Chapitre 350/36496%~14 min de lecture2 637 mots

L'objet céleste descendant de l'au-delà provoquait un phénomène inhabituel affectant la nature et le mana du continent. De ce fait, la gravité était perturbée, la force inhibitrice du monde momentanément relâchée, et ce phénomène s'aggraverait à mesure que l'objet céleste se rapprocherait.

« … Glitheon », dit Epherène.

À l'apocalypse, Epherène se manifesta et, un instant, se fixa sur un axe temporel précis, car c'était le seul moment où elle pouvait se libérer des contraintes de la causalité.

« M'entends-tu ? »

En regardant Glitheon, Epherène fut traversée par une émotion quelque peu conflictuelle, car le Glitheon épuisé et fragile semblait s'être déjà perdu lui-même.

Cependant, les yeux de Glitheon, qui la fixaient avec férocité et étaient aussi terrifiants et prédateurs que ceux d'un animal sauvage, n'avaient pas changé depuis l'époque où il avait chassé la maison Luna, mais Epherène n'avait plus peur de lui et ressentait plutôt de la pitié.

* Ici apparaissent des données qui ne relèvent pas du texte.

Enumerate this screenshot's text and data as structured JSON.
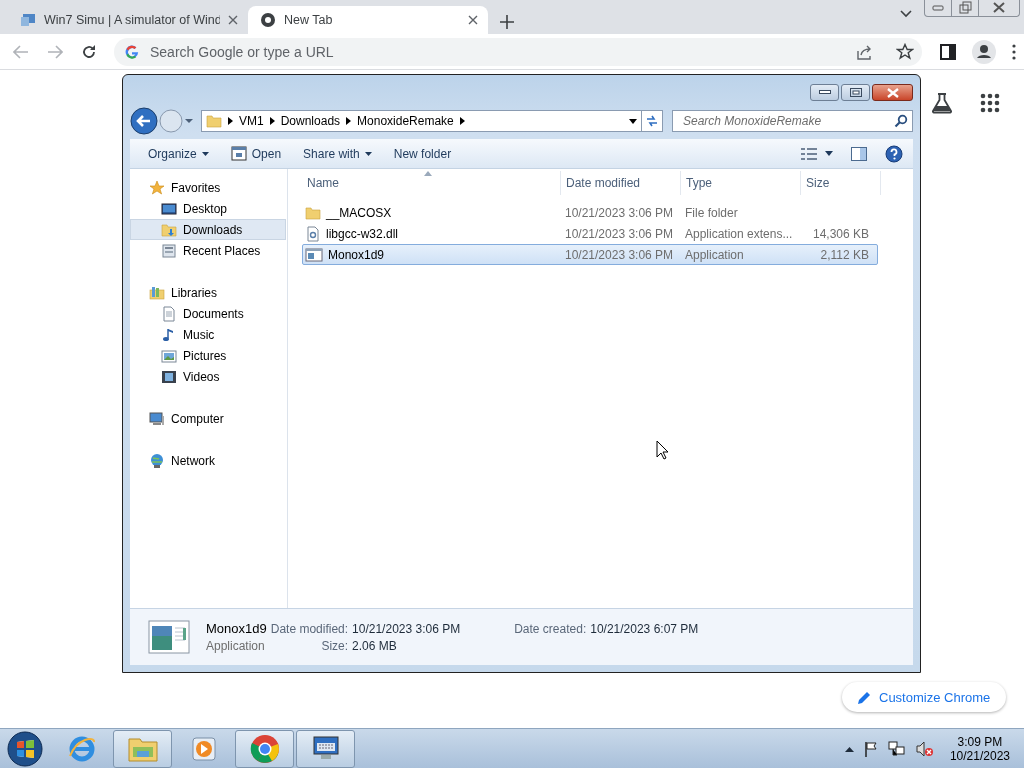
{
  "browser": {
    "tabs": [
      {
        "title": "Win7 Simu | A simulator of Wind",
        "selected": false
      },
      {
        "title": "New Tab",
        "selected": true
      }
    ],
    "omnibox": {
      "placeholder": "Search Google or type a URL"
    },
    "customize_button": "Customize Chrome"
  },
  "explorer": {
    "breadcrumb": [
      "VM1",
      "Downloads",
      "MonoxideRemake"
    ],
    "search": {
      "placeholder": "Search MonoxideRemake"
    },
    "commands": [
      {
        "label": "Organize",
        "kind": "menu"
      },
      {
        "label": "Open",
        "kind": "icon"
      },
      {
        "label": "Share with",
        "kind": "menu"
      },
      {
        "label": "New folder",
        "kind": "plain"
      }
    ],
    "navigation": [
      {
        "label": "Favorites",
        "selected": false,
        "children": [
          {
            "label": "Desktop",
            "selected": false
          },
          {
            "label": "Downloads",
            "selected": true
          },
          {
            "label": "Recent Places",
            "selected": false
          }
        ]
      },
      {
        "label": "Libraries",
        "selected": false,
        "children": [
          {
            "label": "Documents",
            "selected": false
          },
          {
            "label": "Music",
            "selected": false
          },
          {
            "label": "Pictures",
            "selected": false
          },
          {
            "label": "Videos",
            "selected": false
          }
        ]
      },
      {
        "label": "Computer",
        "selected": false
      },
      {
        "label": "Network",
        "selected": false
      }
    ],
    "columns": [
      {
        "label": "Name",
        "sorted": true
      },
      {
        "label": "Date modified",
        "sorted": false
      },
      {
        "label": "Type",
        "sorted": false
      },
      {
        "label": "Size",
        "sorted": false
      }
    ],
    "files": [
      {
        "kind": "folder",
        "name": "__MACOSX",
        "date": "10/21/2023 3:06 PM",
        "type": "File folder",
        "selected": false
      },
      {
        "kind": "library",
        "name": "libgcc-w32.dll",
        "date": "10/21/2023 3:06 PM",
        "type": "Application extens...",
        "size": "14,306 KB",
        "selected": false
      },
      {
        "kind": "application",
        "name": "Monox1d9",
        "date": "10/21/2023 3:06 PM",
        "type": "Application",
        "size": "2,112 KB",
        "selected": true
      }
    ],
    "details": {
      "name": "Monox1d9",
      "type": "Application",
      "fields": [
        {
          "label": "Date modified:",
          "value": "10/21/2023 3:06 PM"
        },
        {
          "label": "Size:",
          "value": "2.06 MB"
        },
        {
          "label": "Date created:",
          "value": "10/21/2023 6:07 PM"
        }
      ]
    }
  },
  "taskbar": {
    "apps": [
      {
        "running": false
      },
      {
        "running": true
      },
      {
        "running": false
      },
      {
        "running": true
      },
      {
        "running": true
      }
    ],
    "time": "3:09 PM",
    "date": "10/21/2023"
  }
}
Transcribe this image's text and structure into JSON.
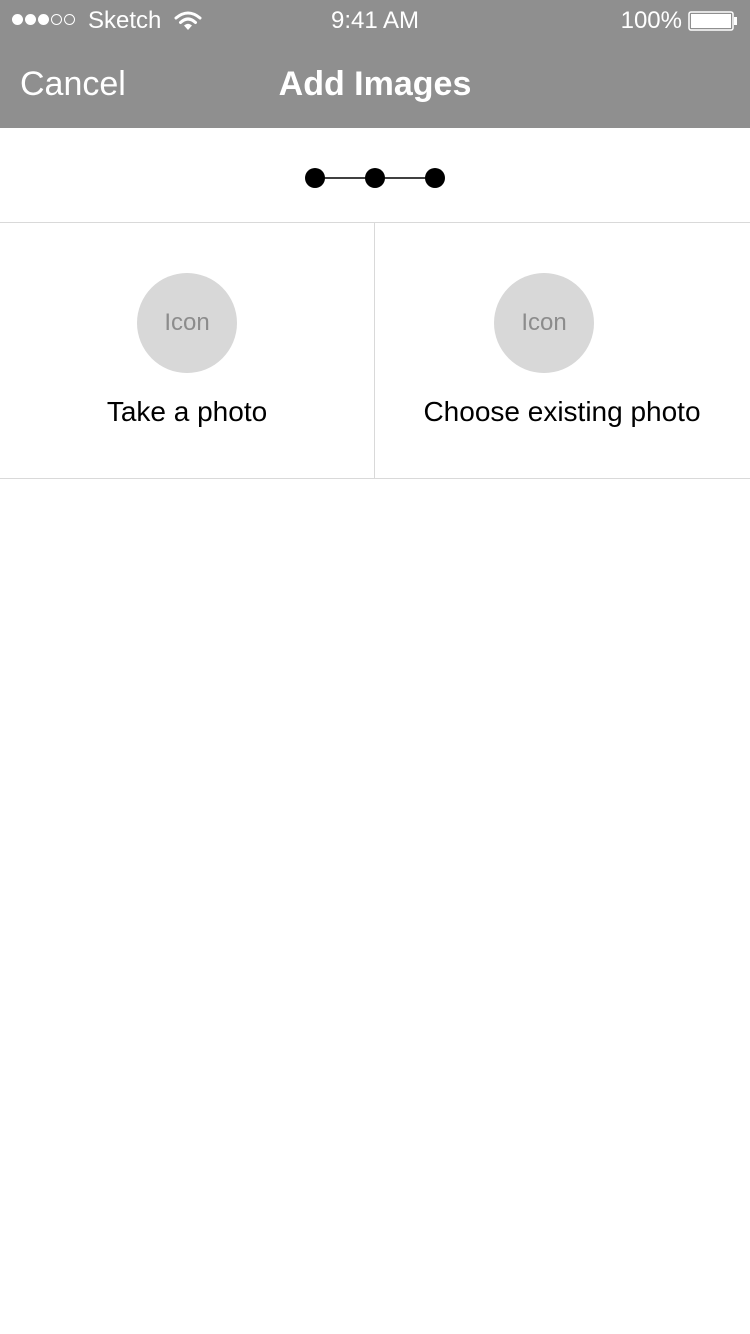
{
  "status_bar": {
    "signal": {
      "filled_dots": 3,
      "total_dots": 5
    },
    "carrier": "Sketch",
    "wifi_icon": "wifi-icon",
    "time": "9:41 AM",
    "battery_percent": "100%",
    "battery_icon": "battery-icon",
    "battery_level": 1.0
  },
  "nav": {
    "cancel_label": "Cancel",
    "title": "Add Images"
  },
  "progress": {
    "steps": 3,
    "icon": "step-progress-indicator"
  },
  "options": [
    {
      "icon_label": "Icon",
      "label": "Take a photo"
    },
    {
      "icon_label": "Icon",
      "label": "Choose existing photo"
    }
  ],
  "colors": {
    "nav_background": "#8f8f8f",
    "nav_text": "#ffffff",
    "icon_placeholder": "#d8d8d8",
    "icon_text": "#8c8c8c",
    "divider": "#d9d9d9"
  }
}
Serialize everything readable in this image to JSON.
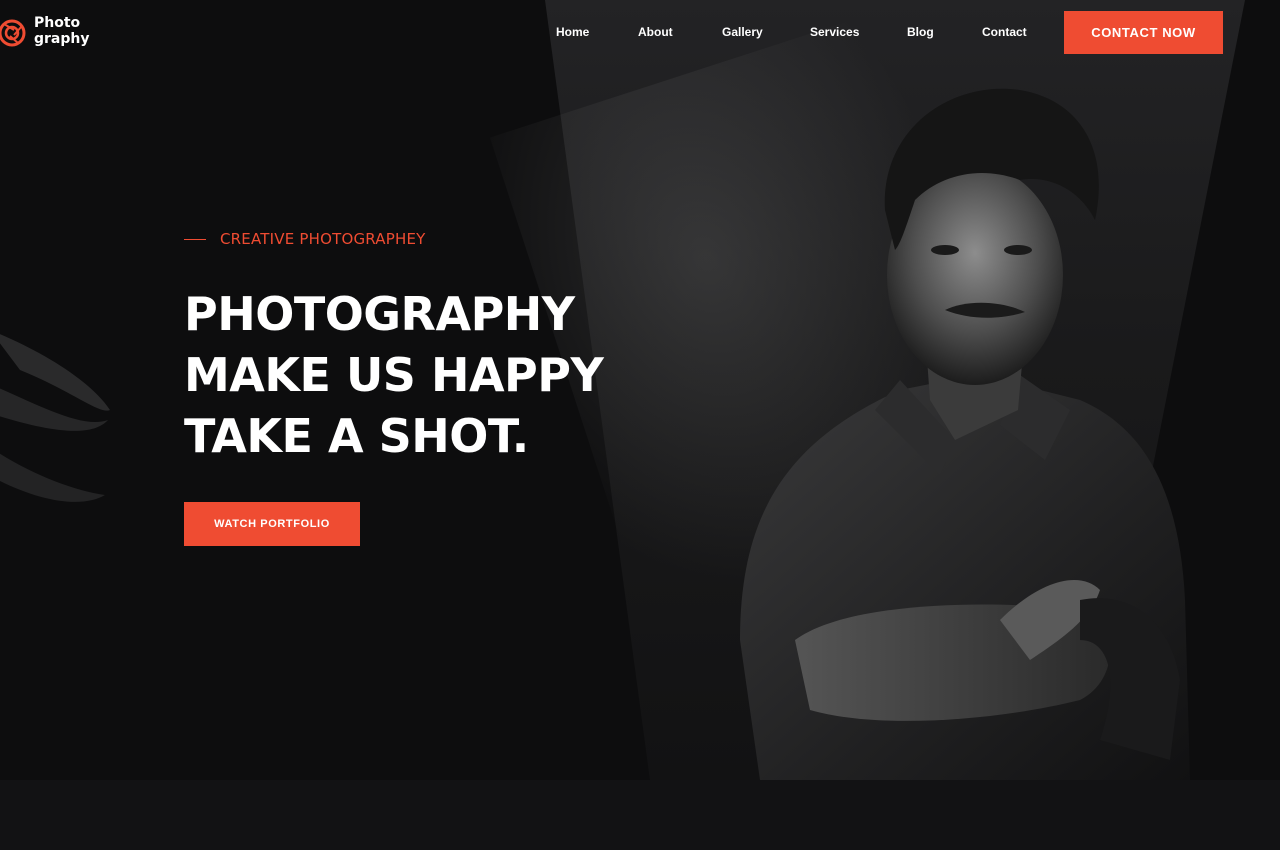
{
  "brand": {
    "name_line1": "Photo",
    "name_line2": "graphy",
    "logo_icon": "camera-aperture-icon",
    "accent_color": "#ef4c32"
  },
  "nav": {
    "items": [
      {
        "label": "Home"
      },
      {
        "label": "About"
      },
      {
        "label": "Gallery"
      },
      {
        "label": "Services"
      },
      {
        "label": "Blog"
      },
      {
        "label": "Contact"
      }
    ],
    "cta_label": "CONTACT NOW"
  },
  "hero": {
    "eyebrow": "CREATIVE PHOTOGRAPHEY",
    "headline": [
      "PHOTOGRAPHY",
      "MAKE US HAPPY",
      "TAKE A SHOT."
    ],
    "button_label": "WATCH PORTFOLIO",
    "image": "portrait-of-man-with-crossed-arms"
  }
}
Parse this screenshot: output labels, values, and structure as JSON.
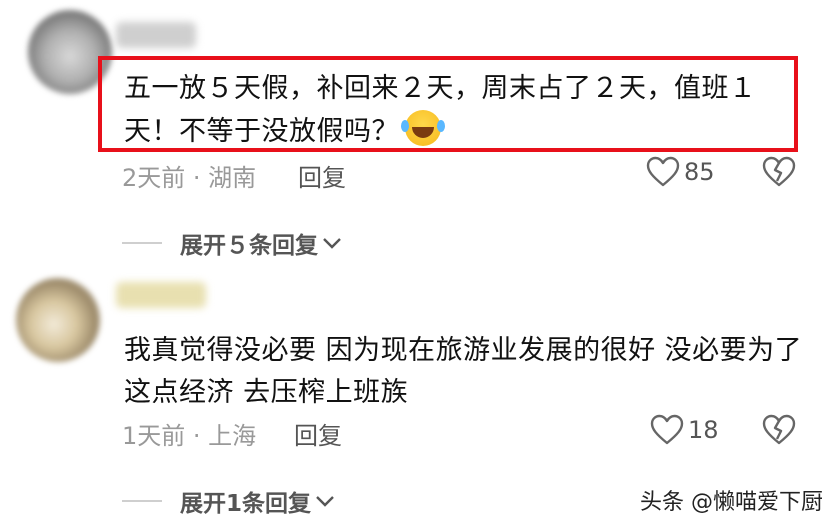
{
  "comments": [
    {
      "text": "五一放５天假，补回来２天，周末占了２天，值班１天！不等于没放假吗？",
      "emoji": "laughing-crying-emoji",
      "time_location": "2天前 · 湖南",
      "reply_label": "回复",
      "like_count": "85",
      "expand_label": "展开５条回复"
    },
    {
      "text": "我真觉得没必要  因为现在旅游业发展的很好  没必要为了这点经济  去压榨上班族",
      "time_location": "1天前 · 上海",
      "reply_label": "回复",
      "like_count": "18",
      "expand_label": "展开1条回复"
    }
  ],
  "watermark": "头条 @懒喵爱下厨",
  "colors": {
    "highlight_border": "#e8101a",
    "meta_text": "#999999",
    "body_text": "#111111"
  }
}
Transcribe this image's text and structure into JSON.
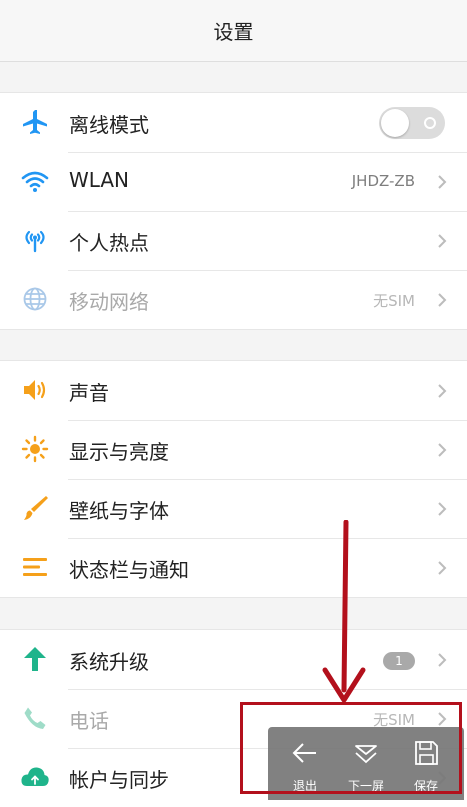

« … Ta magie n'a pas été démantelée. Je n'ai fait que reculer un peu son temps », continua Epherène, bien qu'elle ne sût pas si ces mots seraient un réconfort pour Glitheon.

Epherène ne pouvait ressentir que de la peine, car il n'y avait aucun sens à la grande magie que Glitheon avait manifestée au prix de sa vie, à la magie qui s'était offerte elle-même en sacrifice vivant.

Glitheon ne dit mot.

Ses cordes vocales avaient-elles été déchirées parce qu'il venait de hurler « Comment ose une roturière comme toi — » ? pensa Epherène.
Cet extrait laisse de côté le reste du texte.